Abstract:In the last years, Artificial Intelligence (AI) has achieved a notable momentum that may deliver the best of expectations over many application sectors across the field. For this to occur, the entire community stands in front of the barrier of explainability, an inherent problem of AI techniques brought by sub-symbolism (e.g. ensembles or Deep Neural Networks) that were not present in the last hype of AI. Paradigms underlying this problem fall within the so-called eXplainable AI (XAI) field, which is acknowledged as a crucial feature for the practical deployment of AI models.

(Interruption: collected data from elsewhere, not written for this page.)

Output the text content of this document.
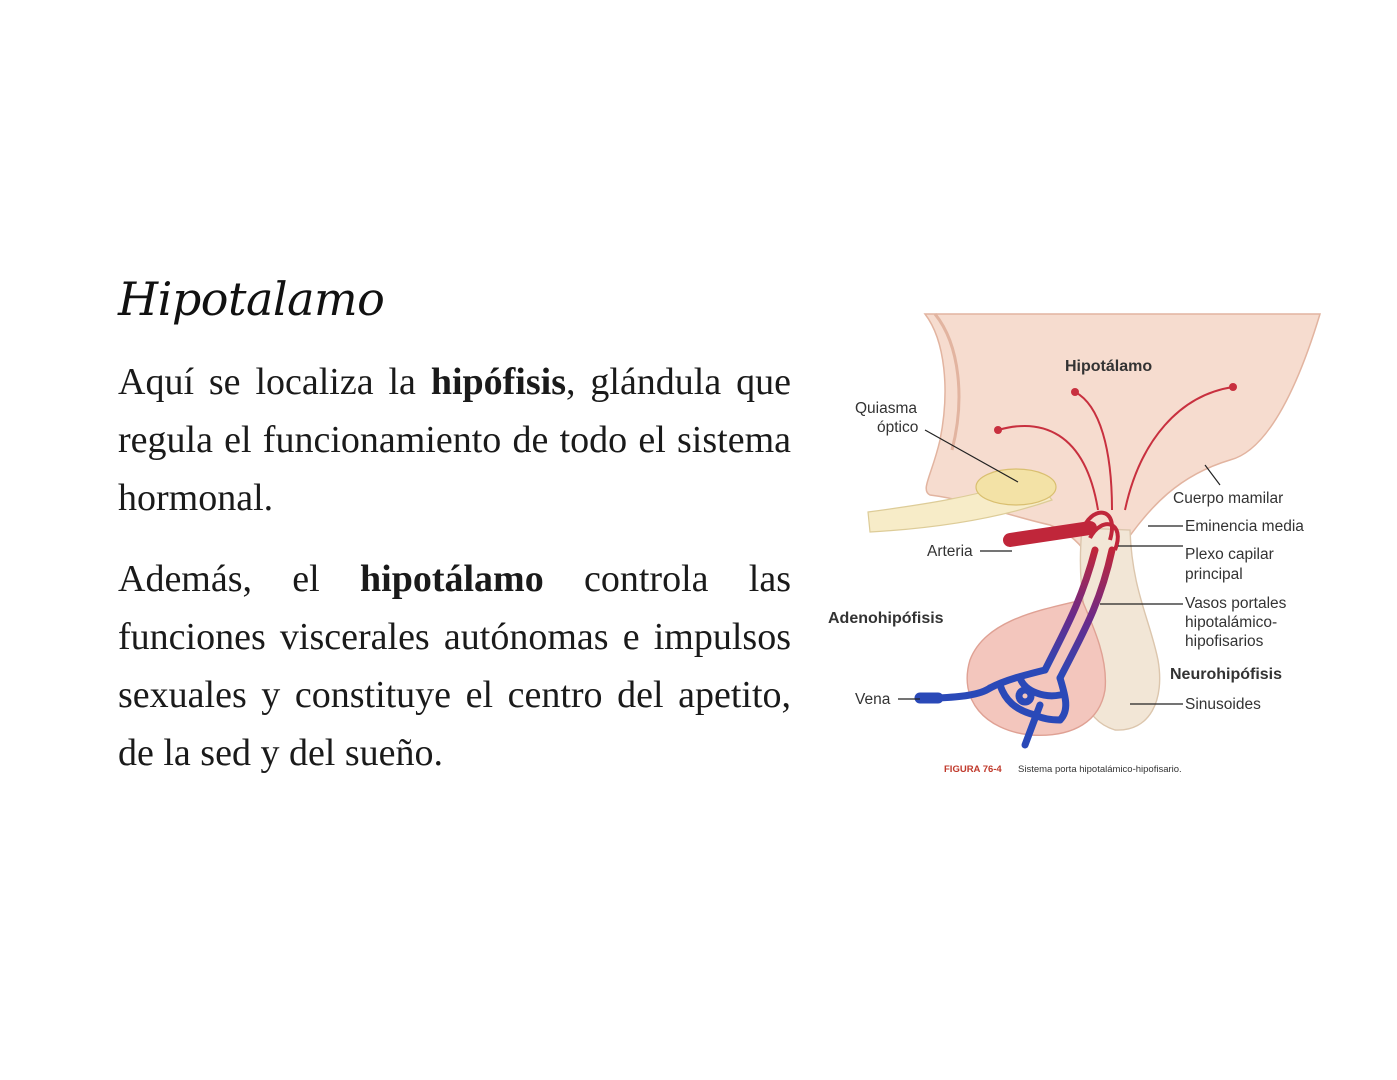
Hipotalamo

Aquí se localiza la hipófisis, glándula que regula el funcionamiento de todo el sistema hormonal.

Además, el hipotálamo controla las funciones viscerales autónomas e impulsos sexuales y constituye el centro del apetito, de la sed y del sueño.

Hipotálamo
Quiasma
óptico
Cuerpo mamilar
Eminencia media
Plexo capilar
principal
Arteria
Vasos portales
hipotalámico-
hipofisarios
Adenohipófisis
Neurohipófisis
Vena	Sinusoides
FIGURA 76-4 Sistema porta hipotalámico-hipofisario.
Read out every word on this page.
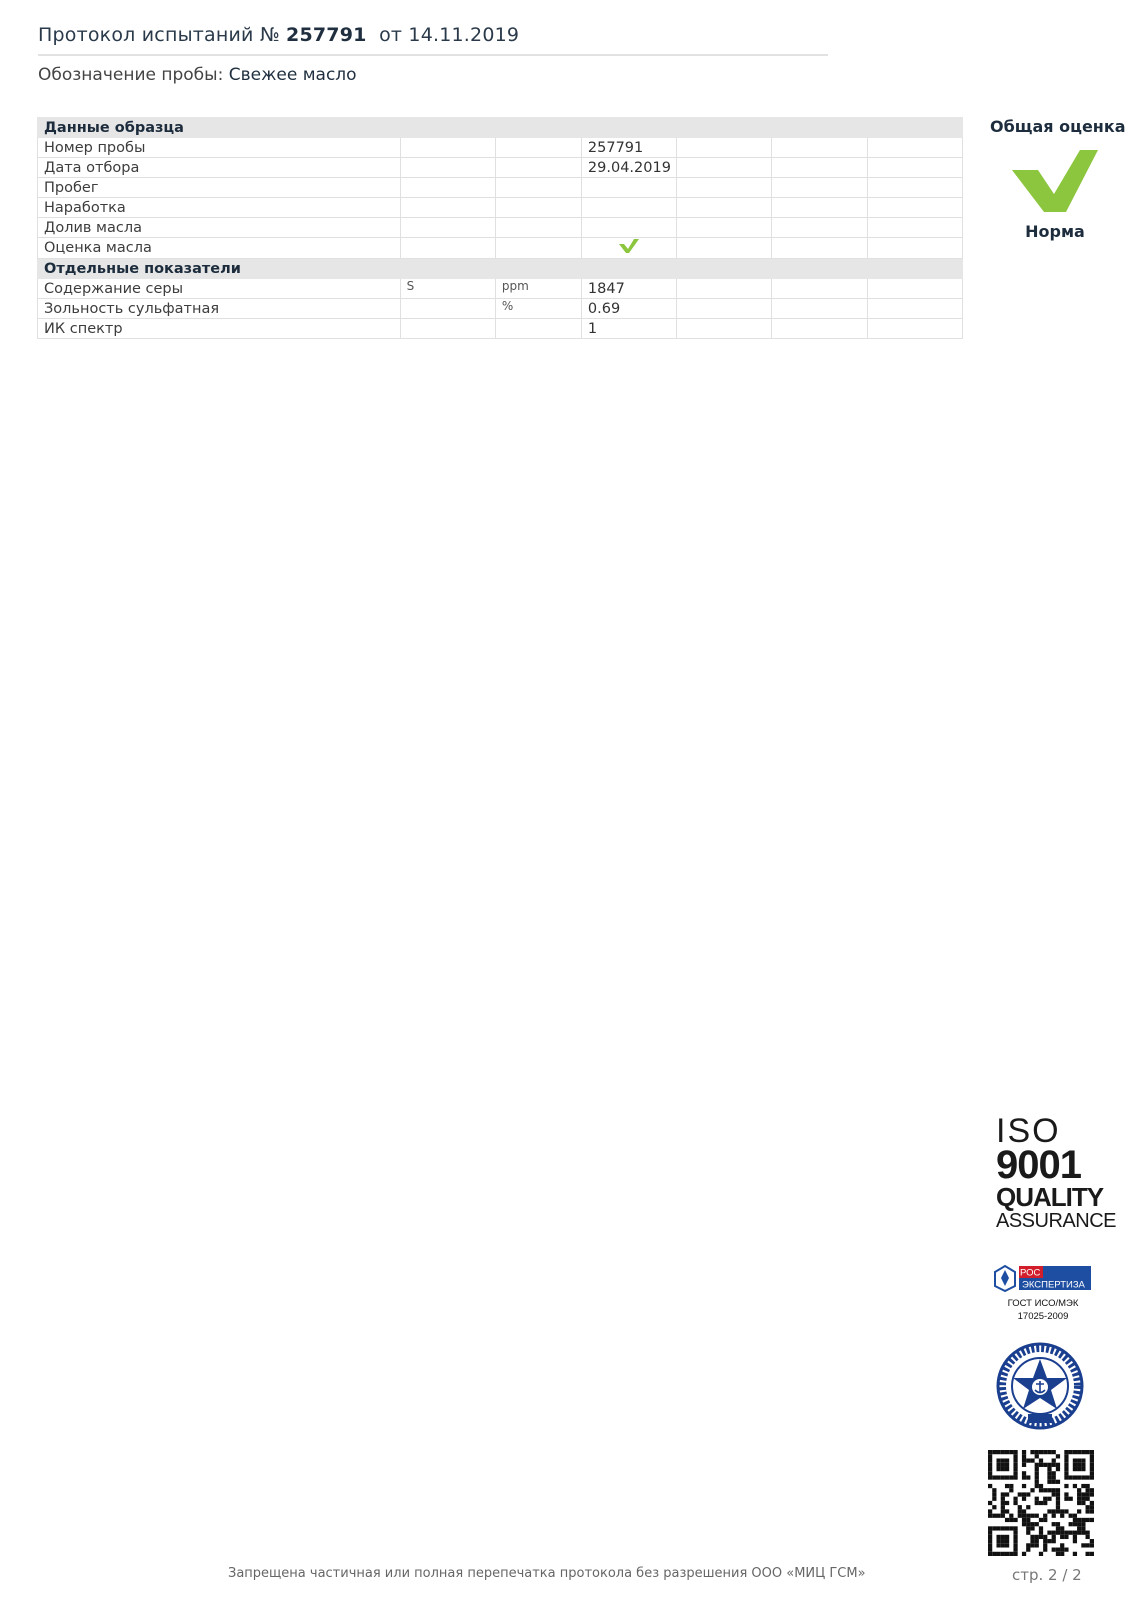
Протокол испытаний № 257791 от 14.11.2019
Обозначение пробы: Свежее масло
Данные образца						
Номер пробы			257791			
Дата отбора			29.04.2019			
Пробег						
Наработка						
Долив масла						
Оценка масла						
Отдельные показатели						
Содержание серы	S	ppm	1847			
Зольность сульфатная		%	0.69			
ИК спектр			1			
Общая оценка
Норма
ISO
9001
QUALITY
ASSURANCE
РОС
ЭКСПЕРТИЗА
ГОСТ ИСО/МЭК
17025-2009
Запрещена частичная или полная перепечатка протокола без разрешения ООО «МИЦ ГСМ»	стр. 2 / 2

This overview examines the existing literature in the field of XAI, including a prospect toward what is yet to be reached. We summarize previous efforts to define explainability in Machine Learning, establishing a novel definition that covers prior conceptual propositions with a major focus on the audience for which explainability is sought. We then propose and discuss about a taxonomy of recent contributions related to the explainability of different Machine Learning models, including those aimed at Deep Learning methods for which a second taxonomy is built. This literature analysis serves as the background for a series of challenges faced by XAI, such as the crossroads between data fusion and explainability. Our prospects lead toward the concept of Responsible Artificial Intelligence, namely, a methodology for the large-scale implementation of AI methods in real organizations with fairness, model explainability and accountability at its core. Our ultimate goal is to provide newcomers to XAI with a reference material in order to stimulate future research advances, but also to encourage experts and professionals from other disciplines to embrace the benefits of AI in their activity sectors, without any prior bias for its lack of interpretability.